The case could hardly come at a worse time for the military justice system, which has come under searing criticism from activists and lawmakers who contend that commanders often exert undue influence in criminal investigations, particularly those involving sexual assault.
The urination scandal was among the embarrassing episodes for the Marine Corps during the last decade of war, calling into question the military’s ability to adequately investigate war crimes. Its muddled handling comes as Afghan officials are debating whether to support keeping U.S. troops in Afghanistan after 2014, which would require Kabul to extend immunity from prosecution by the Afghan authorities to U.S. forces that remain behind.
The military dropped its case against Capt. James V. Clement, the sole officer charged in the urination case in September, shortly before Weirick was to testify about his concerns. Three enlisted Marines who appear in the video have pleaded guilty to a range of charges that include wrongful possession of unauthorized photos of casualties and failure to report mistreatment of human casualties. Five other Marines received nonjudicial punishments.
With the criminal cases over, Weirick says he is now in a struggle for his career and livelihood.
“There won’t be a Weirick and an Amos in the Marine Corps at the end of this,” he said in an interview Friday night. “I’m not sure which one will remain, but it’s not clear we can both coexist.”
As the Defense Department inspector general reviews Weirick’s allegations, several retired Marine lawyers and a few members of Congress are rallying around the embattled officer.

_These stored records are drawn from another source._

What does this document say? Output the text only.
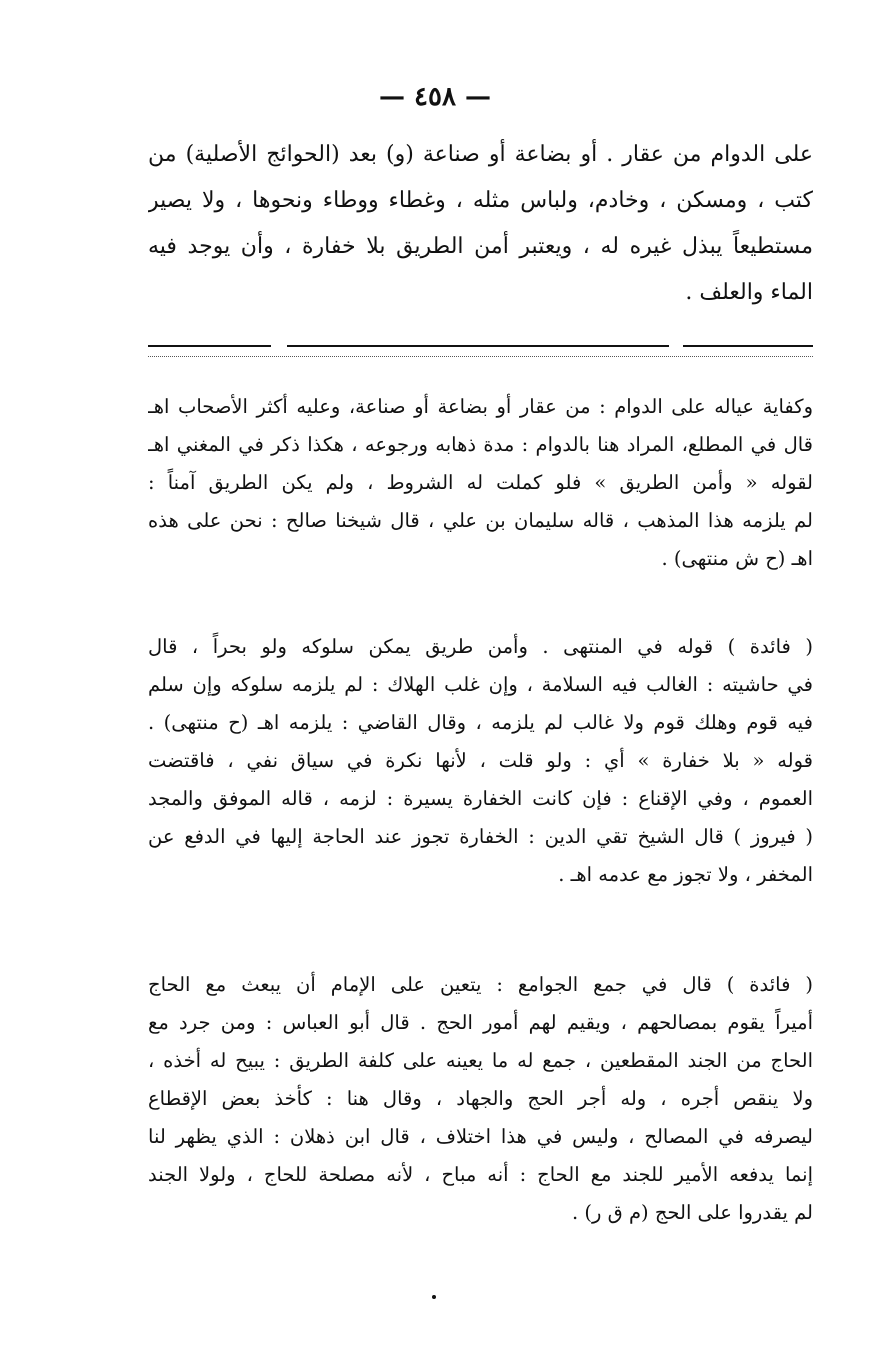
— ٤٥٨ —
على الدوام من عقار . أو بضاعة أو صناعة (و) بعد (الحوائج الأصلية) من
كتب ، ومسكن ، وخادم، ولباس مثله ، وغطاء ووطاء ونحوها ، ولا يصير
مستطيعاً يبذل غيره له ، ويعتبر أمن الطريق بلا خفارة ، وأن يوجد فيه
الماء والعلف .
وكفاية عياله على الدوام : من عقار أو بضاعة أو صناعة، وعليه أكثر الأصحاب اهـ
قال في المطلع، المراد هنا بالدوام : مدة ذهابه ورجوعه ، هكذا ذكر في المغني اهـ
لقوله « وأمن الطريق » فلو كملت له الشروط ، ولم يكن الطريق آمناً :
لم يلزمه هذا المذهب ، قاله سليمان بن علي ، قال شيخنا صالح : نحن على هذه
اهـ (ح ش منتهى) .
( فائدة ) قوله في المنتهى . وأمن طريق يمكن سلوكه ولو بحراً ، قال
في حاشيته : الغالب فيه السلامة ، وإن غلب الهلاك : لم يلزمه سلوكه وإن سلم
فيه قوم وهلك قوم ولا غالب لم يلزمه ، وقال القاضي : يلزمه اهـ (ح منتهى) .
قوله « بلا خفارة » أي : ولو قلت ، لأنها نكرة في سياق نفي ، فاقتضت
العموم ، وفي الإقناع : فإن كانت الخفارة يسيرة : لزمه ، قاله الموفق والمجد
( فيروز ) قال الشيخ تقي الدين : الخفارة تجوز عند الحاجة إليها في الدفع عن
المخفر ، ولا تجوز مع عدمه اهـ .
( فائدة ) قال في جمع الجوامع : يتعين على الإمام أن يبعث مع الحاج
أميراً يقوم بمصالحهم ، ويقيم لهم أمور الحج . قال أبو العباس : ومن جرد مع
الحاج من الجند المقطعين ، جمع له ما يعينه على كلفة الطريق : يبيح له أخذه ،
ولا ينقص أجره ، وله أجر الحج والجهاد ، وقال هنا : كأخذ بعض الإقطاع
ليصرفه في المصالح ، وليس في هذا اختلاف ، قال ابن ذهلان : الذي يظهر لنا
إنما يدفعه الأمير للجند مع الحاج : أنه مباح ، لأنه مصلحة للحاج ، ولولا الجند
لم يقدروا على الحج (م ق ر) .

“This has a foul odor at the highest level,” Rep. Walter B. Jones (R-N.C.), who has met with Weirick personally, said in an interview Friday. “This is an effort at the highest level to discredit a man of integrity.”
The Marine Corps says Weirick was not removed from his job in retaliation for being a whistleblower. The step was taken after Weirick sent an e-mail to a colleague he believed was under pressure to cover up lapses by senior officers, asking him to “come clean” about his actions in the probe.
Col. Sean Gibson, a Marine Corps spokesman, said in an e-mail that the message showed “poor judgment.” There was some question as to whether the language in the e-mail could be construed as threatening, according to military officials.
“The command is well aware of obligations to service members who have made protected communication to the Inspector General,” Gibson said. “The command has and will continue to meet these obligations.”
A spokesman for Amos said the commandant would not discuss the case.
“He respects the process by which the disputed issues will be sorted out, and he has full faith and confidence in his commanders to handle those matters within their purview,” said Lt. Col. David Nevers, the spokesman.
The saga began on January 2012, when a video of four Marines laughing as they urinated on the corpses of suspected insurgents was posted on YouTube. The video alarmed U.S. military officials in Afghanistan because it came shortly after deadly riots in the country sparked by the revelation that U.S. military personnel had burned Korans.
Weeks after the incident, Amos met with Lt. Gen. Thomas D. Waldhauser, who had been assigned to oversee the prosecution. In their conversation, Amos told Waldhauser that he wanted those responsible “crushed” and separated from the service, Waldhauser wrote in a court filing in July.
Waldhauser told Amos that he was considering a lesser form of punishment for some of the Marines. Amos soon replaced Waldhauser with another three-star general, saying he worried that their conversation could have been construed as undue command influence.
As the case moved forward, Weirick and other Marine officials protested when senior officers argued that the video and an investigative report ought to be classified in order to prevent leaks that could stoke further controversy in Afghanistan about the case.
“Tensions were running high in Afghanistan in the wake of the Koran burning and civilian casualties, posing serious operational and strategic threats,” Nevers said. “The decision to classify the materials was made in that crucial context.”
A Marine expert on classification expressed alarm at the time, writing in a March 14, 2012, e-mail to Weirick that the Marine Corps stood to look “like a box of buffoons” if the decisions to classify the video and report were litigated.
After Weirick started raising alarms about the way the case was being handled in the spring, he was reassigned. But he kept pushing the issue, he said, believing that the Marines under investigation deserved a fair proceeding. Beyond launching an inspector general’s probe, he said, the military has taken no action in response to his concerns, the major said.
This week, Weirick filed a complaint to the Information Security Oversight Office, which oversees classification procedures across the federal government. The former head of that office, J. William Leonard, endorsed his complaint.
“I am extremely concerned that the integrity of the classification system continues to be severely undermined by the complete absence of accountability in instances such as this clear abuse of classification authority,” he wrote in a letter to the agency’s directory, John P. Fitzpatrick.